O documentário foi produzido depois que o GGN, que é tocado por Nassif, conseguiu angariar fundos por meio de um financiamento coletivo. Um livro sobre Moro, escrito por Nassif e Auler, também está para sair.
O tempo de produção do documentário durou cerca de três meses e a obra dá continuidade a uma série chamada Lava Jato – Lado B, que tratou da influência norte-americana nas operações tocadas pelo MPF no Paraná e por Moro.
Agricultores perseguidos por Moro
Para além da investida contra figurões da República, a produção lançada hoje conta como a vocação inquisitorial de Moro também acaba por vitimar pessoas comuns. Um dos capítulos, por exemplo, conta a história de pequenos agricultores que ficaram presos por 48 dias após o que se mostrou mero erro contábil.

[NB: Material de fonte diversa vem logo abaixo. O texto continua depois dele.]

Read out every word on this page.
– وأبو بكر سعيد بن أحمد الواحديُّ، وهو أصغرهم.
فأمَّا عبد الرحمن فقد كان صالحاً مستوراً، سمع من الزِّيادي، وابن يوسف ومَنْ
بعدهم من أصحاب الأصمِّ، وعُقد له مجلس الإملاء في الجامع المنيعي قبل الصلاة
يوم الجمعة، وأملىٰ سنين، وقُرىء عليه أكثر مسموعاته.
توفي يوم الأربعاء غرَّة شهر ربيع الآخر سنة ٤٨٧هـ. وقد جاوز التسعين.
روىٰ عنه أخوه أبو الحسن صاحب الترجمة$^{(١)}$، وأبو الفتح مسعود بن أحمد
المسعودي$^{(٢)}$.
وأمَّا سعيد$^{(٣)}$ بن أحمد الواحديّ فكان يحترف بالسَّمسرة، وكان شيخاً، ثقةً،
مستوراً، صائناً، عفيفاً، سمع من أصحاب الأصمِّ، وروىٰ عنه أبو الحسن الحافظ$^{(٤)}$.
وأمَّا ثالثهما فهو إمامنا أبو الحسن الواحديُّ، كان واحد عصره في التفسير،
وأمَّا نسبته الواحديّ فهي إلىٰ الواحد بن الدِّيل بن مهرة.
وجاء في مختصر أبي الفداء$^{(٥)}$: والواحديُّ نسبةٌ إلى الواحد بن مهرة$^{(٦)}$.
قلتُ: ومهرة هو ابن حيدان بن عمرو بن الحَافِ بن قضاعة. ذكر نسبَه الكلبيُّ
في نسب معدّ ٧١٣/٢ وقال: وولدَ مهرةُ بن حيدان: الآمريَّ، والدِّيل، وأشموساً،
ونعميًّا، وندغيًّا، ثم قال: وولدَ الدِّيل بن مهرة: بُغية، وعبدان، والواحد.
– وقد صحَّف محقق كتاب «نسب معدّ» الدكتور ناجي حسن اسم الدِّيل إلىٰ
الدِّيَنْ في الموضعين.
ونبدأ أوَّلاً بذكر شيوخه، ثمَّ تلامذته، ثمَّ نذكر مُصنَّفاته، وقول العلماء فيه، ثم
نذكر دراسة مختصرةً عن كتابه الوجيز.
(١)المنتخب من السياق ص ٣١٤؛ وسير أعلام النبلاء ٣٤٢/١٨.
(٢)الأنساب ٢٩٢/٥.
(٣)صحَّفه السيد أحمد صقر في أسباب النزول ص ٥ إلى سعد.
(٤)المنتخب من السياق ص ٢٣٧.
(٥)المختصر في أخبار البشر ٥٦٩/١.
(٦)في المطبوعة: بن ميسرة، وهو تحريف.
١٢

O processou correu em 2013, quando diversas famílias de agricultores tiveram suas vidas devassadas, tendo que deixar suas terras e buscar novos empregos na cidade. Na ocasião o Ministério Público Federal investigava supostos desvios no Programa de Aquisição de Alimentos (PAA). Segundo a denúncia, que foi acatada por Moro, os agricultores “forjavam a entrega de produtos às entidades destinatárias”, além de usarem notas fiscais falsas.
Acontece que, ao que se constatou posteriormente, os agricultores substituíam um produto por outro quando a safra era menor. Assim, se estava prevista a entrega de 20 quilos de determinado alimento, mas a produção era de apenas 15 quilos, os 5 quilos restantes eram substituídos por outro produto. O problema é que isso não estava constando na nota fiscal.
Em 2016, a juíza Gabriela Hardt absolveu os envolvidos. Além das prisões autorizadas por Moro, pequenas associações de produtores acabaram sendo prejudicadas e, até hoje, segundo os relatos presentes no documentário, não houve recuperação.
“A falta de respeito pelos direitos pega todo mundo. Por causa desse pequeno erro administrativo, Moro destruiu uma cooperativa e prendeu pessoas, mostrando que a sua principal característica é a absoluta falta de escrúpulo”, diz Nassif.
Para ele, no entanto, agora o Brasil vê a derrocada de Moro e dos procuradores que lhe serviam. “Moro e o MPF não se deram conta de que movimentos de opinião se revertem. Enquanto é novidade, vai em frente. Depois a onda reverte. Eles foram derrotados pela própria arrogância”.